Fin da subito, e con l’orgoglio di rivendicarlo, Isotta è stato qualcosa di più e qualcosa di meno di un critico musicale. Qualcosa di meno, perché dichiaratamente umorale, sulfureo, sanguigno, incapace di mezze misure, sedotto dal demone della stroncatura (i critici diventano scrittori solo quando stroncano, diceva Missiroli). Qualcosa di meno, perché dichiaratamente schierato anche nella politica culturale, uomo di platea e di foyer, costruttore di carriere e consigliere di sovrintendenti. Qualcosa di meno, anche per la sua felice adesione al politicamente scorretto, felicemente provocatorio anche nel rivendicare la propria bisessualità (“Io faccio tutte cose. Attivo e passivo. Con maschi e con femmine”. “Gay è una parola pezzente, un eufemismo piccolo-borghese da mezzacalzetta. Il termine più consono a una natura curiosa di altre navigazioni è ‘ricchione’”).
Qualcosa di più di un critico; anzi, molto di più, perché come il suo maestro Buscaroli possedeva il passo, il respiro e la lingua del saggista di vaglia, i suoi libri maggiori entrano a pieno in quella linea dove si incontra, quasi senza eccezioni, la prosa più alta del Novecento italiano; sia che si occupasse di musica muovendo dal centro dei suoi amori, Richard Wagner (Le ali di Wieland, Il ventriloquo di Dio, sui rapporti tra Wagner e Thomas Mann), sia che, negli anni più tardi, archiviata per sempre la critica militante e divenuto tra l’altro firma del Fatto Quotidiano, si cimentasse con la memorialistica a partire dal rapsodico, feroce, spassoso Le virtù dell’elefante, che resta il suo capolavoro.

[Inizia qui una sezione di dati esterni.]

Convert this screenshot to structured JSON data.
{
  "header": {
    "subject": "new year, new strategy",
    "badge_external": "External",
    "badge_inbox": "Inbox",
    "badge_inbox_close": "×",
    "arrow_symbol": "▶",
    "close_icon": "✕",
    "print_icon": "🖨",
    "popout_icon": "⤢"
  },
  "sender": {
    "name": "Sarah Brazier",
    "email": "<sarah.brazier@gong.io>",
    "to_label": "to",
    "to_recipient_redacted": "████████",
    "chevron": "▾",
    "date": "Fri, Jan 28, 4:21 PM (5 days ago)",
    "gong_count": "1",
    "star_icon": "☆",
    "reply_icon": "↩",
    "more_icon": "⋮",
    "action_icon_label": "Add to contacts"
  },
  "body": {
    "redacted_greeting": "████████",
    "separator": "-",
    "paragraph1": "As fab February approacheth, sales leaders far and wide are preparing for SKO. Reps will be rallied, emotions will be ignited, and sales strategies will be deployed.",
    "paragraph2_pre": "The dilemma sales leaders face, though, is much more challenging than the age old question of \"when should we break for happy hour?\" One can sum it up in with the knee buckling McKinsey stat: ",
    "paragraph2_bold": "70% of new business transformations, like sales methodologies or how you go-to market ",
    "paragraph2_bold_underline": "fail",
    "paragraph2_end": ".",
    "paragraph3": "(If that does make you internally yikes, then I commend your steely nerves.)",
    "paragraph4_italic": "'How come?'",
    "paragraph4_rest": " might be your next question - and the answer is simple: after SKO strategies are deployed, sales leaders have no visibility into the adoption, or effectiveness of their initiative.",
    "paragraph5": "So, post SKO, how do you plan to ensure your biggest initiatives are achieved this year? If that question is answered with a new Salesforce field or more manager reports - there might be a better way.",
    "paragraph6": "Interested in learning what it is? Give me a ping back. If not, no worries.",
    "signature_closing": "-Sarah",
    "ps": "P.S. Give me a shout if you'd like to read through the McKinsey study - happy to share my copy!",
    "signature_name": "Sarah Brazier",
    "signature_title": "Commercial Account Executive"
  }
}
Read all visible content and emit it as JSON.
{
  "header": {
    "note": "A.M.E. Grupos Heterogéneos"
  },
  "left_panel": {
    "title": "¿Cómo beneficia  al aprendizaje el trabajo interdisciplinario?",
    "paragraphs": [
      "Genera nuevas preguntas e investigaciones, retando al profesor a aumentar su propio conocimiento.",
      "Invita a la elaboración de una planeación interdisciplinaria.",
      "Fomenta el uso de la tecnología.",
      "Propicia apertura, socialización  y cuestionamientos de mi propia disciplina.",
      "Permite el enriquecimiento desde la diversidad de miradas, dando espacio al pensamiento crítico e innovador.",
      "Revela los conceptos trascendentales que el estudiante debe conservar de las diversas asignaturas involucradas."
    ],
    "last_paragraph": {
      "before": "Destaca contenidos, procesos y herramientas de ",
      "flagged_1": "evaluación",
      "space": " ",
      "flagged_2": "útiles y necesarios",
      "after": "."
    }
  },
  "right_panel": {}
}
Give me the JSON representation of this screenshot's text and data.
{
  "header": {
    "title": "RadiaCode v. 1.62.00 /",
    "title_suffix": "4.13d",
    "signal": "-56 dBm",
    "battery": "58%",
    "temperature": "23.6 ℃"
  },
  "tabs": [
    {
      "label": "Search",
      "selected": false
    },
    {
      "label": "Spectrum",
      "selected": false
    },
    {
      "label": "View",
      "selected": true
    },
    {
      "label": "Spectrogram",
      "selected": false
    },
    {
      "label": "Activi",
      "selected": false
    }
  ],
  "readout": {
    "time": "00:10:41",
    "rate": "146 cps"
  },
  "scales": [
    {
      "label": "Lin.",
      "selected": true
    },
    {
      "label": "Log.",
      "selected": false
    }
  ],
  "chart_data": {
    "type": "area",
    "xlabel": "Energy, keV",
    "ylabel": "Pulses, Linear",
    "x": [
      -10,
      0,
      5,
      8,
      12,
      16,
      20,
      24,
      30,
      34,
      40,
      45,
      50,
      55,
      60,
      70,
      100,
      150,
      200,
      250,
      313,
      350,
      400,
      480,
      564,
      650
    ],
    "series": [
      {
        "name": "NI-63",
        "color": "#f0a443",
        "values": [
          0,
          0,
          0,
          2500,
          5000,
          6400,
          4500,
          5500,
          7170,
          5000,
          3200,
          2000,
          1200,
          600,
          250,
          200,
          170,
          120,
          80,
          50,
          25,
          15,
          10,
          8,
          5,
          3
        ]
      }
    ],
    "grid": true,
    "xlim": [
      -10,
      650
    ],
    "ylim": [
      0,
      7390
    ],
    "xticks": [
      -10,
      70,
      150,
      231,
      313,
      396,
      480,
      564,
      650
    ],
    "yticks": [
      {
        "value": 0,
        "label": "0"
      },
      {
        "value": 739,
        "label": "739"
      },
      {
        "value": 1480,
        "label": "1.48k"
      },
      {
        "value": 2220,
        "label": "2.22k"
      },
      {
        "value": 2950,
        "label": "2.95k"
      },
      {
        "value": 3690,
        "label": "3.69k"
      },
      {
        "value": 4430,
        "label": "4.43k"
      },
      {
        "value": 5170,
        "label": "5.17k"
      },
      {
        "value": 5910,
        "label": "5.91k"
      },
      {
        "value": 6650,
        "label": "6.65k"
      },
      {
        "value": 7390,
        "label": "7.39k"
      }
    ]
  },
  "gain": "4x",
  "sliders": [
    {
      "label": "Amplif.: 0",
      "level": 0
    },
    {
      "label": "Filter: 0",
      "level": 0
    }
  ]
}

In più di trent’anni di missioni nei teatri d’Europa non aveva mai voluto muoversi dalla casa avita dove mi ripromettevo di andare a trovarlo; però lo avevo perso di vista da parecchi anni, Paolino, quando un giorno, in piena notte, mi arrivò una sua telefonata. “Sono a Milano, vieni a trovarmi domattina presto, devo parlarti con urgenza”. Non so come, era riuscito a sapere che ero sul punto di dare le dimissioni dal Giornale in vista della nascita della Voce di Montanelli. “Sei pazzo? Quel giornale vivrà al massimo un anno, poi ti ritroverai in mezzo a una strada”. Un anno dopo ripensai alle sue parole; Isotta aveva avuto ragione al 100 per 100 quasi che il destino della Voce fosse scritto in partenza; ma non ero pentito, a volte nella vita per restare liberi bisogna avere torto.
Conoscendolo, adesso c’è un solo modo per rendergli omaggio evitando di incappare nel sarcasmo che sempre riservava ai farisei: riconoscerne il valore senza eufemismi politicamente corretti o monumenti funebri piccolo borghesi, senza nascondere lo spirito, il sangue ma nemmeno la bile. Magari con le stesse parole con cui aveva concluso sul Fatto il suo ricordo di Franco Zeffirelli: “Era cattivo (e anche molto buono), era intelligente (anche se faceva il cretino). Tutte le parti negative scompaiono con la sua vita. Ci resta il genio”.